More than 300 workers have been made redundant at a paper-making firm after it was plunged into administration.
Tullis Russell Papermakers, based at Markinch in Fife, called in administrators after experiencing a long-term decline in its market and cumulative losses of £18.5 million over the last five years.
Steps begun last year to find a buyer for the business also proved unsuccessful.
Joint administrators Blair Nimmo and Tony Friar of KPMG were appointed today and concluded there was no option but to reduce the size of the workforce.
This has led to 325 employees being made redundant "with immediate effect".
The remaining 149 workers have been retained at this stage to complete some orders.
Mr Nimmo, head of restructuring for KPMG in Scotland, said: "This is a sad day for the employees of Tullis Russell Papermakers, who have worked hard against the significant headwinds facing the global paper-making sector."
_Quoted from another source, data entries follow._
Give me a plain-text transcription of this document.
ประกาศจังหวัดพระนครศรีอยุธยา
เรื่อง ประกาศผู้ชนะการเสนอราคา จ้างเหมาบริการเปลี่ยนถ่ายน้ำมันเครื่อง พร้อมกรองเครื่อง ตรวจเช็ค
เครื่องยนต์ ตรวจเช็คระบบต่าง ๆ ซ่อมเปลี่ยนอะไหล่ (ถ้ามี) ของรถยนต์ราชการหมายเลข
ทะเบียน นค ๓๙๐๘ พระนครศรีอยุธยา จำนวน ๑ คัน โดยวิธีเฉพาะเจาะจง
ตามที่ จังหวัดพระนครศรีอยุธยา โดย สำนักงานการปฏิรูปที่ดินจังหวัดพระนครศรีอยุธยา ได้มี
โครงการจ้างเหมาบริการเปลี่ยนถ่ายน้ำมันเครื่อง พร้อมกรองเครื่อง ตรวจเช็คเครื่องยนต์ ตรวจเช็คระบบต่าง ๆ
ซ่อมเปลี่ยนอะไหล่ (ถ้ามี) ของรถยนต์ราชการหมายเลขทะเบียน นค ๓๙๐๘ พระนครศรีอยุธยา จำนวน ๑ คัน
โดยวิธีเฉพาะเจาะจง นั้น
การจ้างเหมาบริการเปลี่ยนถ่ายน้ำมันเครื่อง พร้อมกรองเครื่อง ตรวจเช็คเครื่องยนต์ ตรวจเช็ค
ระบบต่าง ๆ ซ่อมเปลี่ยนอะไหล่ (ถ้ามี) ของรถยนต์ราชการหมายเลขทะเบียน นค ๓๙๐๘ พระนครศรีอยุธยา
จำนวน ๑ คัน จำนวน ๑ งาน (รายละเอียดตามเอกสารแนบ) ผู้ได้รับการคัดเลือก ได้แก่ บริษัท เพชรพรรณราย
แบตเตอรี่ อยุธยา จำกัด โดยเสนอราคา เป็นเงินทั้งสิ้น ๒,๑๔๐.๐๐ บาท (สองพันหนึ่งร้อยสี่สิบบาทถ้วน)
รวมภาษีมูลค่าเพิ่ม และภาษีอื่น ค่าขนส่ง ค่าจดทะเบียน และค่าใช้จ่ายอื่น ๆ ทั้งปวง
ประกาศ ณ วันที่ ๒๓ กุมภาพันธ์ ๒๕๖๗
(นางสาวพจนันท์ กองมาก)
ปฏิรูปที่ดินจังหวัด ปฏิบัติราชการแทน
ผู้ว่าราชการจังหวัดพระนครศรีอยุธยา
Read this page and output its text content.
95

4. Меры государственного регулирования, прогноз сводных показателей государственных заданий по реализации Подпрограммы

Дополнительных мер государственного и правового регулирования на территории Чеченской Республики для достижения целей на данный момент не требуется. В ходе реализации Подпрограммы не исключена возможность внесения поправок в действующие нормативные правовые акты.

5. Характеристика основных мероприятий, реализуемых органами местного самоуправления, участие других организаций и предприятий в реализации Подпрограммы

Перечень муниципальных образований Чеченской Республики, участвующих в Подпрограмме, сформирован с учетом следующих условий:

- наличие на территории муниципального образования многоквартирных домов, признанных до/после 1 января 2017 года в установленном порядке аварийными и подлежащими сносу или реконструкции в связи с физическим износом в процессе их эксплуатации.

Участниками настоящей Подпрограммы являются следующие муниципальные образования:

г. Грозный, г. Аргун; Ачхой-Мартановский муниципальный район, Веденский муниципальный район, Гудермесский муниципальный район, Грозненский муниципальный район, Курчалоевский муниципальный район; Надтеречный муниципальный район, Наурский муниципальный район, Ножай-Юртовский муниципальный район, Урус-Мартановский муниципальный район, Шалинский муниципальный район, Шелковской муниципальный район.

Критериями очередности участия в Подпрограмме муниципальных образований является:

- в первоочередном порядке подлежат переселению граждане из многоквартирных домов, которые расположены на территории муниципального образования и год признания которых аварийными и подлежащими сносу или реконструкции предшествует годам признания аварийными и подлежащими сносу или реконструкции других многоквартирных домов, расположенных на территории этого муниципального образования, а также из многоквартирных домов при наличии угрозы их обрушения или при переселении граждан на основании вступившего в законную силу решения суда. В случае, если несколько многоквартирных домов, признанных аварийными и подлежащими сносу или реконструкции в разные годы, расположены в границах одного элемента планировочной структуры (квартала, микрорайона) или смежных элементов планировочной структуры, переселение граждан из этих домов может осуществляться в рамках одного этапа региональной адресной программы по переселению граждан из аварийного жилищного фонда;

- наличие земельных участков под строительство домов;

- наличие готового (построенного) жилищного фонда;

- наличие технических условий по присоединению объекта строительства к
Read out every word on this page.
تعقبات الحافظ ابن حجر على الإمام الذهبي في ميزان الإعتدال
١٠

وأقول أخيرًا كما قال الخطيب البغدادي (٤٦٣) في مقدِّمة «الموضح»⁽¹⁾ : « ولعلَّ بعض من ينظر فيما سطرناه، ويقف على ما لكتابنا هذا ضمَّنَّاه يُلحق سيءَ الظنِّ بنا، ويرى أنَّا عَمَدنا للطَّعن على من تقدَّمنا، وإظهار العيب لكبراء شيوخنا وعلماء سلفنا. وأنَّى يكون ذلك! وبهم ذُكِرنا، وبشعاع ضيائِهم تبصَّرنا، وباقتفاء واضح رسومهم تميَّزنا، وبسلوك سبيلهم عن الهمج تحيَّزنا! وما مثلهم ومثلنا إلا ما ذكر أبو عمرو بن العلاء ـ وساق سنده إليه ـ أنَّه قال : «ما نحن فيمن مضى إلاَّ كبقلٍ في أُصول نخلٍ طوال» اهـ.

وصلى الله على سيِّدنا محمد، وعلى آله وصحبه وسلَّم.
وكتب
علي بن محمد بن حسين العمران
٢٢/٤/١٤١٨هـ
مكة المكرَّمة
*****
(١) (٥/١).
The employee-owned company was founded more than 200 years ago and produces paper board for cards, covers and packaging.
It had 474 employees, with all but three working out of Markinch.
In the year to March 31 2014, the company sold 126,000 tonnes of paper and board. It recorded a turnover of £124.6 million but suffered a pre-tax loss of £3.4 million, administrators said.
The firm suffered total losses of £18.5 million over the last five years, largely due to weakening demand and pressure on its margins.
It has also faced other challenges, such as the cost of raw materials, the strength of sterling against the euro and the loss of a big customer due to insolvency proceedings.
Despite efforts to improve the efficiency of operations, the company remained "significantly loss making" - a situation which was expected to continue.
Steps were taken in October last year to find a buyer for the business, but no party was found.
The firm was placed into administration by its directors today.
Confirming the redundancies, Mr Nimmo said: "Whilst we will be exploring whether a sale of all or part of the business and asset of the company can be achieved, we have had to take steps to significantly reduce the company's overheads.
"Unfortunately, with trading effectively ceasing, we have had no option but to reduce the size of the workforce. We will be working with government agencies to minimise the impact on employees.
"We would encourage any party with an interest in acquiring all, or parts, of the business to make contact with us as soon as possible."
Tullis Russell Papermakers is a wholly-owned subsidiary of Tullis Russell Group Limited.
Group chief executive Chris Parr said the directors of the paper making business were faced with no other option than to place the business into administration.
He said: "This is a terribly sad day for employees and their families, the local community and everyone else associated with the business and its proud 206 year history.
"Since the global recession in 2008 demand across the traditional markets for papermaker's products has fallen by 40%, our primary raw material, wood pulp, is now trading at consistently higher price levels than ever before and exchange rates have moved structurally against the business."
Mr Parr said it become clear that Papermakers was no longer a viable business.
"The group engaged KPMG to run a comprehensive sales process and between October 2014 and March 2015 over 72 trade parties have considered and subsequently rejected the opportunity to acquire the business. This has unfortunately only confirmed that the business is no longer viable," he said.
"This difficult position finally became untenable with the papermaking company's third largest and most profitable customer entering into an insolvency process on Monday 1 April 2015. The directors of our papermaking business were therefore faced with no other option than to place the business into administration."